Brianna stripped down quickly, staring at the unlocked door the entire time. She opened it before she lost her nerve, because she needed to be the one to claim it. To have control with this one thing when the rest of her world had shattered around her.
Tino was nothing but a tanned form behind frosted glass. He remained still for a long moment before reaching out and pushing the shower door open.
Maybe he needed the control too.
He stood there, the small hotel soap bar clasped in his hand as the suds slid down his cut, muscular body. His dark gaze was hooded as he stared at her, naked and exposed.
The water splashed out on the floor between them. The hum of it faded to the background behind the heartbeat throbbing in her ears. She hadn’t been wrong earlier. Tino was more thickly muscular than he’d been before he left, more cut and deadly.
He’d always been beautiful, but now there was a raw strength that radiated off him, and for the first time, Brianna thought the Borgata was in real trouble. They likely remembered him the same way Brianna did, damaged by life, a slave to drugs because it was the only way he could endure the agony of his job.
They didn’t understand what it meant for Tino to overcome his demons and try for a life outside the mafia.
Even if it hadn’t worked, the fact that Tino was strong enough to try when the ability should’ve been beaten out of him long ago made Brianna realize the Borgata might have created their own demise in him.
She could feel his hot gaze sweep over her like a caress, even as she stood before him battered and bruised. If there was anyone she could be bare and damaged in front of, it was Tino. She had a lot of things to be ashamed about, but she wasn’t going to hide someone else’s sins. She had enough of her own to deal with.
“Can I join you?” she asked as she looked pointedly at the soap in his hand. “I’m dirty too.”
“Don’t say that.” Tino shook his head. “You’re beautiful. You’ve always been so beautiful.”
Brianna smiled at that, even as fresh tears were stinging her eyes. “So are you.”
She stepped into the shower and pulled the door closed. The water was a little too hot, but she turned toward it rather than back away.
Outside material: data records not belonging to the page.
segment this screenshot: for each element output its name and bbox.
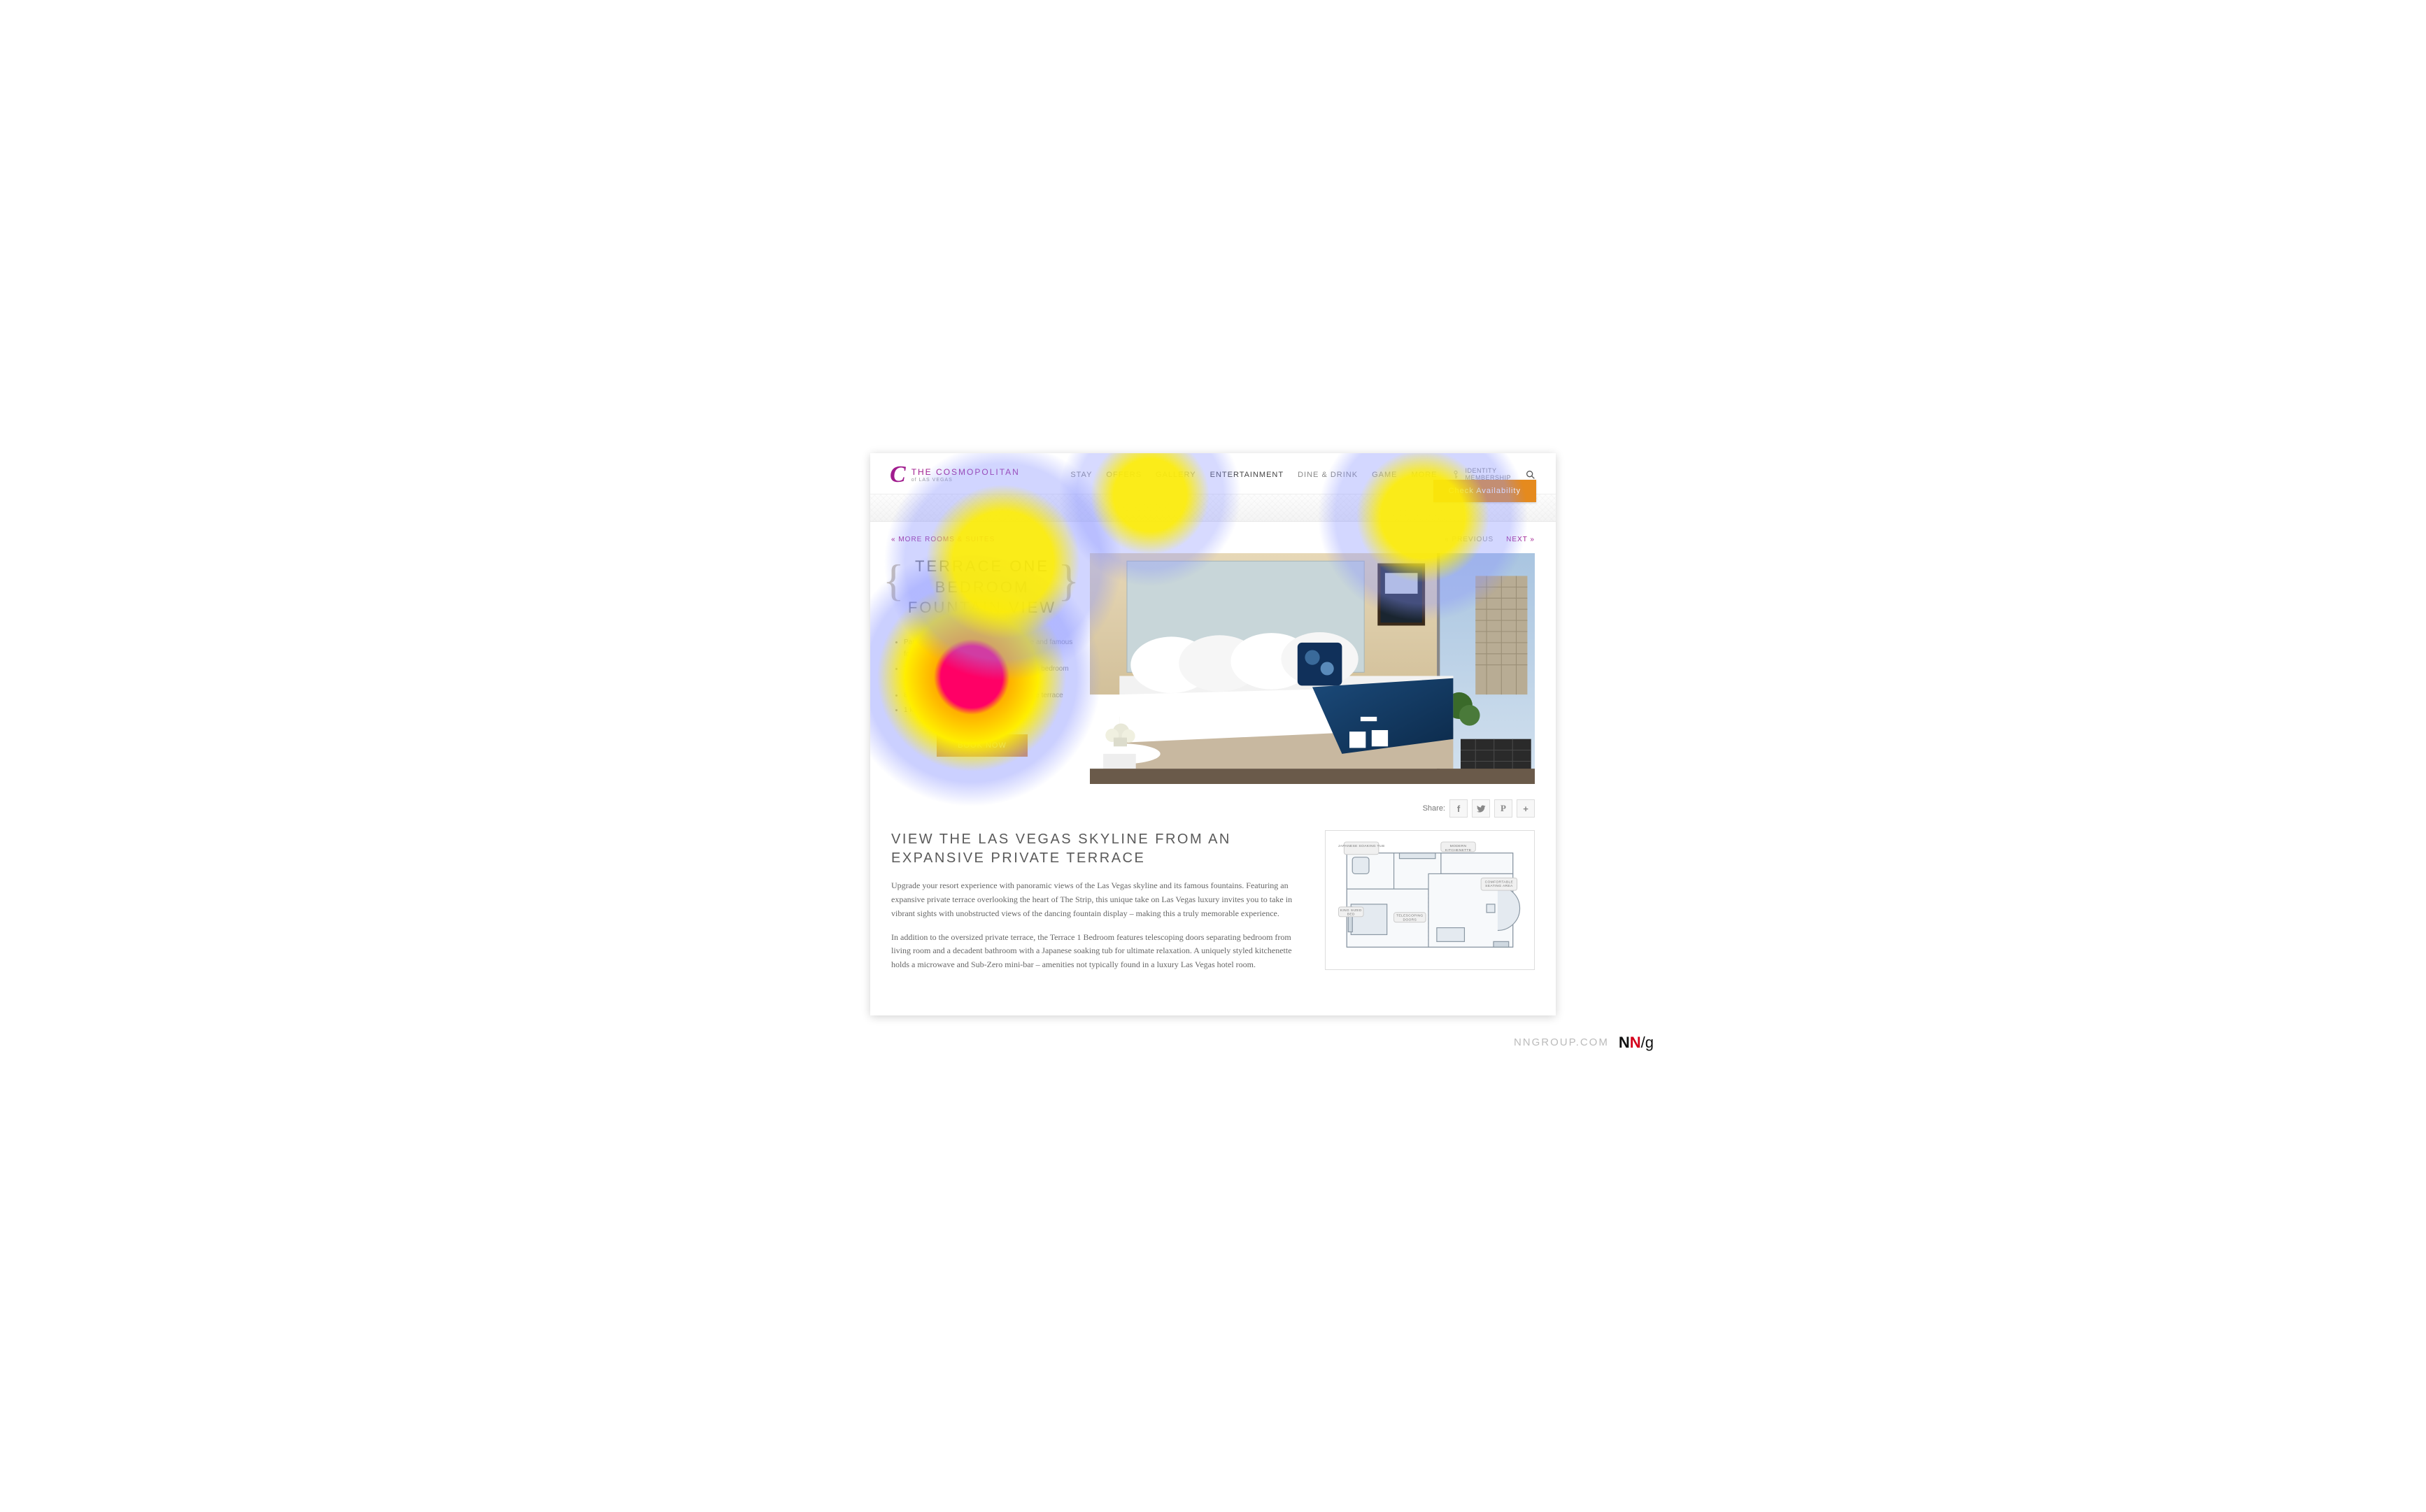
floorplan[interactable]: JAPANESE SOAKING TUB MODERNKITCHENETTE K…	[1325, 830, 1535, 970]
nav-stay[interactable]: STAY	[1070, 471, 1092, 479]
brand-tagline: of LAS VEGAS	[911, 478, 1020, 483]
nav-entertainment[interactable]: ENTERTAINMENT	[1210, 471, 1284, 479]
share-twitter-button[interactable]	[1472, 799, 1490, 818]
nav-more[interactable]: MORE	[1411, 471, 1437, 479]
brand-name: THE COSMOPOLITAN	[911, 467, 1020, 477]
next-room-link[interactable]: NEXT »	[1506, 536, 1535, 543]
search-icon[interactable]	[1525, 469, 1536, 480]
nng-logo: NN/g	[1619, 1034, 1654, 1052]
feature-item: Telescoping doors separate living area f…	[904, 663, 1073, 687]
attribution-domain: NNGROUP.COM	[1514, 1036, 1609, 1048]
feature-list: Panoramic views of the Las Vegas skyline…	[891, 636, 1073, 716]
feature-item: 810 sq. ft. 1 bedroom with 115 sq. ft. p…	[904, 690, 1073, 701]
room-photo-container	[1090, 553, 1535, 784]
room-photo	[1090, 553, 1535, 784]
nav-offers[interactable]: OFFERS	[1106, 471, 1142, 479]
outer-frame: C THE COSMOPOLITAN of LAS VEGAS STAY OFF…	[758, 453, 1668, 1059]
share-row: Share: f P +	[870, 794, 1556, 820]
description-column: VIEW THE LAS VEGAS SKYLINE FROM AN EXPAN…	[891, 830, 1297, 982]
fp-label-seating: COMFORTABLESEATING AREA	[1485, 880, 1514, 888]
brace-left-icon: {	[883, 550, 907, 611]
floorplan-svg: JAPANESE SOAKING TUB MODERNKITCHENETTE K…	[1333, 838, 1527, 962]
hero-row: { TERRACE ONE BEDROOM FOUNTAIN VIEW } Pa…	[870, 549, 1556, 794]
brand-mark: C	[890, 463, 906, 487]
lower-content: VIEW THE LAS VEGAS SKYLINE FROM AN EXPAN…	[870, 820, 1556, 1015]
section-heading: VIEW THE LAS VEGAS SKYLINE FROM AN EXPAN…	[891, 830, 1297, 868]
brace-right-icon: }	[1058, 550, 1081, 611]
description-p2: In addition to the oversized private ter…	[891, 931, 1297, 972]
attribution-footer: NNGROUP.COM NN/g	[758, 1015, 1668, 1059]
share-label: Share:	[1423, 804, 1445, 813]
room-summary: { TERRACE ONE BEDROOM FOUNTAIN VIEW } Pa…	[891, 553, 1073, 784]
page: C THE COSMOPOLITAN of LAS VEGAS STAY OFF…	[870, 453, 1556, 1015]
share-facebook-button[interactable]: f	[1449, 799, 1468, 818]
previous-room-link[interactable]: « PREVIOUS	[1445, 536, 1494, 543]
room-title-line2: BEDROOM	[901, 577, 1063, 598]
room-title-line1: TERRACE ONE	[901, 556, 1063, 577]
feature-item: 1 king-size bed	[904, 704, 1073, 716]
nav-gallery[interactable]: GALLERY	[1156, 471, 1196, 479]
nav-game[interactable]: GAME	[1372, 471, 1397, 479]
share-pinterest-button[interactable]: P	[1494, 799, 1512, 818]
brand-logo[interactable]: C THE COSMOPOLITAN of LAS VEGAS	[890, 463, 1020, 487]
breadcrumb-row: « MORE ROOMS & SUITES « PREVIOUS NEXT »	[870, 522, 1556, 549]
room-title: { TERRACE ONE BEDROOM FOUNTAIN VIEW }	[891, 553, 1073, 621]
twitter-icon	[1477, 804, 1486, 813]
share-more-button[interactable]: +	[1517, 799, 1535, 818]
room-title-line3: FOUNTAIN VIEW	[901, 597, 1063, 618]
description-p1: Upgrade your resort experience with pano…	[891, 879, 1297, 920]
book-now-button[interactable]: BOOK NOW	[937, 734, 1028, 757]
nav-dine[interactable]: DINE & DRINK	[1298, 471, 1358, 479]
check-availability-button[interactable]: Check Availability	[1433, 480, 1536, 502]
feature-item: Panoramic views of the Las Vegas skyline…	[904, 636, 1073, 660]
back-to-rooms-link[interactable]: « MORE ROOMS & SUITES	[891, 536, 995, 543]
fp-label-tub: JAPANESE SOAKING TUB	[1338, 844, 1385, 848]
She closed her eyes and tried to imagine the sting of hot water washing away the pain.
When she was younger, Brianna never thought she’d understand Tino’s need to wash away the sins that left him scrubbing his skin until it was nearly raw, but she did now. She understood it completely.
“They made whores out of both of us,” she finally whispered with her back still to him. “I don’t think there’s enough hot water.”
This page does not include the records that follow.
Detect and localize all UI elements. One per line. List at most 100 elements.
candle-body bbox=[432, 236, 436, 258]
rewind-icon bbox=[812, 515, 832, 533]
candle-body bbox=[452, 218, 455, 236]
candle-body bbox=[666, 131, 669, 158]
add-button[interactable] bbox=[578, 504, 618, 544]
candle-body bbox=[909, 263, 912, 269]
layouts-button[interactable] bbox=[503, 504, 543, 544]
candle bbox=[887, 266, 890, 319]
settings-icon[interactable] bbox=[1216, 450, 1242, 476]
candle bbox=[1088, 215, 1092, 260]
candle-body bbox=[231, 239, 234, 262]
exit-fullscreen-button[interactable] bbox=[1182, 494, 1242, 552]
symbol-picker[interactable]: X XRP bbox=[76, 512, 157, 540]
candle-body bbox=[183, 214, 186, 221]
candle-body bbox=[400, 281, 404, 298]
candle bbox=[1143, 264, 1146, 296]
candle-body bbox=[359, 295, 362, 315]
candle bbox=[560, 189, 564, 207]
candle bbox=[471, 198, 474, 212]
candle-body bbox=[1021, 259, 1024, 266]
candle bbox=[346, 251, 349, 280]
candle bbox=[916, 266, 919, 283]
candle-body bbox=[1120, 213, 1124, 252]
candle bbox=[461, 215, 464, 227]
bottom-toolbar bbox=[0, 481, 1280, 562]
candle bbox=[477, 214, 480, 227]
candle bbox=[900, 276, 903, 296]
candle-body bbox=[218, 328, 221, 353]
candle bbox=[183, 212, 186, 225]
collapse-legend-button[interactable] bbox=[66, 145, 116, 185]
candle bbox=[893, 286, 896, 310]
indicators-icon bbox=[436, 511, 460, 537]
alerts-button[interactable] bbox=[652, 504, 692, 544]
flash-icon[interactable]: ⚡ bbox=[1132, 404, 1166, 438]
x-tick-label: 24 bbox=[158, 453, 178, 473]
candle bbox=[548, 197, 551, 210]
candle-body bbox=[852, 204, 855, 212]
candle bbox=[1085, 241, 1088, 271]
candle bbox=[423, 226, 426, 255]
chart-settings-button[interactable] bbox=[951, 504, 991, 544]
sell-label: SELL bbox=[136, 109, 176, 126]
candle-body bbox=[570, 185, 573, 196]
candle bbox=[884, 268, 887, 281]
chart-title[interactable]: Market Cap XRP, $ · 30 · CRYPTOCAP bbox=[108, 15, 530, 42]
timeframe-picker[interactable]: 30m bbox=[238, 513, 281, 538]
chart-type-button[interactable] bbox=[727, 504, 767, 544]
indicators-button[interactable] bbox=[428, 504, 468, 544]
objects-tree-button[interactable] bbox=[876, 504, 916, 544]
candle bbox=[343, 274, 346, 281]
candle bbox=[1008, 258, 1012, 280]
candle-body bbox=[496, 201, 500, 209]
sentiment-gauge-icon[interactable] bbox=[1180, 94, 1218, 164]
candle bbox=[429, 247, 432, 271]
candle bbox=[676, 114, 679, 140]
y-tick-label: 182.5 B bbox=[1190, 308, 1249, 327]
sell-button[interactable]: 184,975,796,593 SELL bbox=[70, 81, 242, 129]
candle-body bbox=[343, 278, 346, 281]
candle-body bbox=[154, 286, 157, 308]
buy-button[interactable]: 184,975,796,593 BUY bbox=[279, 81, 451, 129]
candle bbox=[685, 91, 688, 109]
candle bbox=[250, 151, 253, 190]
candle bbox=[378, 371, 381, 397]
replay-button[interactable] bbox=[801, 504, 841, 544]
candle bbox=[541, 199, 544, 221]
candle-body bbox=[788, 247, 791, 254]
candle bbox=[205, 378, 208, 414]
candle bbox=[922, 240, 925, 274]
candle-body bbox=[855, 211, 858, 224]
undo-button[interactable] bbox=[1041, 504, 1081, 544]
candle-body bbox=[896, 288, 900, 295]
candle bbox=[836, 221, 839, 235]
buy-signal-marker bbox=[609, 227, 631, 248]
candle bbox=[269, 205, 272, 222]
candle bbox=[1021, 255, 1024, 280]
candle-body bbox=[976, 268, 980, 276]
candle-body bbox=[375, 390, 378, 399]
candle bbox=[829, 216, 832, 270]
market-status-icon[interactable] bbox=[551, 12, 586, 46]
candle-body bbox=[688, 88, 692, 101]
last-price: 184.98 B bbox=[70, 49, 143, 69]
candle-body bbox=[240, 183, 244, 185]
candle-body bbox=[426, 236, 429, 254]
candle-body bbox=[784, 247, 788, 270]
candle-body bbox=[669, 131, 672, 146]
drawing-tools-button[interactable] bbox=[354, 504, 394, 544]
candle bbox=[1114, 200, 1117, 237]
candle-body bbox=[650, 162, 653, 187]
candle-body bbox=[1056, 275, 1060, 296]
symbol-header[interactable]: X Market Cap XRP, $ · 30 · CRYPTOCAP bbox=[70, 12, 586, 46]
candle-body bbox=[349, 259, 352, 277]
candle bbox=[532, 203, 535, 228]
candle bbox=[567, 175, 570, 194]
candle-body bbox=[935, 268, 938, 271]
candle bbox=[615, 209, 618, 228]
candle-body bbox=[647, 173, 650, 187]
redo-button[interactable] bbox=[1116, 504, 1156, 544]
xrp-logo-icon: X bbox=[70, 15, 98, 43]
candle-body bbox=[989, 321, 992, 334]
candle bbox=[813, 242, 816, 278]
She waited for him to deny it like she used to do with him, to somehow attempt to erase it with feigned innocence, to lie to her. Instead he stepped up to her and wrapped an arm around her waist. Brianna took a long, shuddering breath when he pressed a kiss against the base of her neck.
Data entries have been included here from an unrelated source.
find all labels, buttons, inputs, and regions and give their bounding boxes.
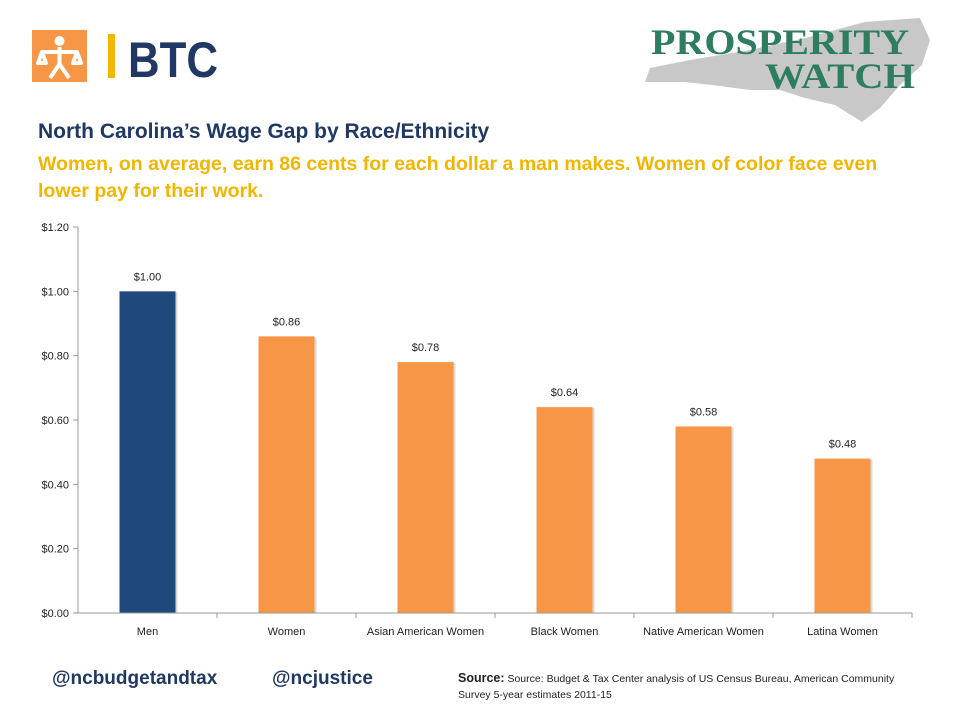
bar [119,291,176,613]
data-label: $1.00 [134,271,162,283]
y-tick-label: $0.60 [41,415,69,427]
data-label: $0.86 [273,316,301,328]
data-label: $0.58 [690,406,718,418]
x-tick-label: Men [137,626,158,638]
nc-state-silhouette [645,18,930,122]
bar [397,362,454,613]
twitter-handle-ncjustice: @ncjustice [272,668,373,689]
bar [814,458,871,613]
bar [258,336,315,613]
pw-logo-line2: WATCH [765,56,915,96]
source-text: Source: Budget & Tax Center analysis of … [458,673,895,701]
y-tick-label: $0.00 [41,608,69,620]
prosperity-watch-logo: PROSPERITY WATCH [630,10,930,125]
bar-chart: $0.00 $0.20 $0.40 $0.60 $0.80 $1.00 $1.20 $1.0… [41,222,913,638]
bar [675,426,732,613]
pw-logo-line1: PROSPERITY [651,22,909,62]
y-tick-label: $0.40 [41,479,69,491]
data-label: $0.48 [829,439,857,451]
x-tick-label: Asian American Women [367,626,484,638]
x-tick-label: Black Women [531,626,599,638]
x-axis: Men Women Asian American Women Black Women N… [78,612,913,638]
y-tick-label: $0.20 [41,544,69,556]
source-label: Source: [458,671,505,685]
btc-logo: BTC [32,30,222,88]
data-label: $0.64 [551,387,579,399]
twitter-handle-ncbudgetandtax: @ncbudgetandtax [52,668,218,689]
x-tick-label: Women [268,626,306,638]
chart-title: North Carolina’s Wage Gap by Race/Ethnic… [38,120,490,143]
y-tick-label: $1.20 [41,222,69,234]
x-tick-label: Latina Women [807,626,878,638]
btc-logo-text: BTC [128,32,218,88]
y-axis: $0.00 $0.20 $0.40 $0.60 $0.80 $1.00 $1.20 [41,222,79,620]
y-tick-label: $1.00 [41,286,69,298]
data-label: $0.78 [412,342,440,354]
x-tick-label: Native American Women [643,626,764,638]
chart-subtitle: Women, on average, earn 86 cents for eac… [38,153,878,202]
y-tick-label: $0.80 [41,351,69,363]
bars: $1.00 $0.86 $0.78 $0.64 $0.58 $0.48 [119,271,873,613]
bar [536,407,593,613]
source-note: Source: Source: Budget & Tax Center anal… [458,670,928,703]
He ran the soap over her stomach, and she looked down to watch him do it. To see his tanned fingers against her skin, knowing it was Tino touching her. It was his hard cock pressing against the small of her back, and for the first time in so many years, being touched didn’t make her skin crawl.
She let out a sob she couldn’t hide, because the collision was crippling. Lust and despair. She might have fallen in the face of it, but Tino was there, holding her closer as he buried his face against her neck.
He didn’t tell her to stop crying. He let her do it as he washed her body and tried to soothe her soul in a way only he could. Tino had always been the kindest killer she had ever known. Maybe because he was never supposed to be a Cosa Nostra hit man, just like she wasn’t supposed to be standing there bruised by a man she had never loved, but married anyway.
“Do you think I’m disgusting?” she finally asked as the soap ran down her body and did absolutely nothing to make her feel clean.
“Oh Jesus, Bri.” Tino’s voice was a rasp of agony, cracking with tears as if he understood why she was asking. “No.”
“Am I, Tino? Tell me. Don’t lie. I don’t want you to lie to me.”
She wiped at her face, making her eyes sting from the soap she hadn’t realized was running down her fingertips. She held her hands under the spray, blinking at them past the burn and seeing nothing but the glint of her rings that she had put back on her finger after the show.
She pulled them off and threw them against the wall. She stared at the golden wedding band when it rested next to her foot by the drain, and kicked it again for good measure, because she hated it and all the pain it represented.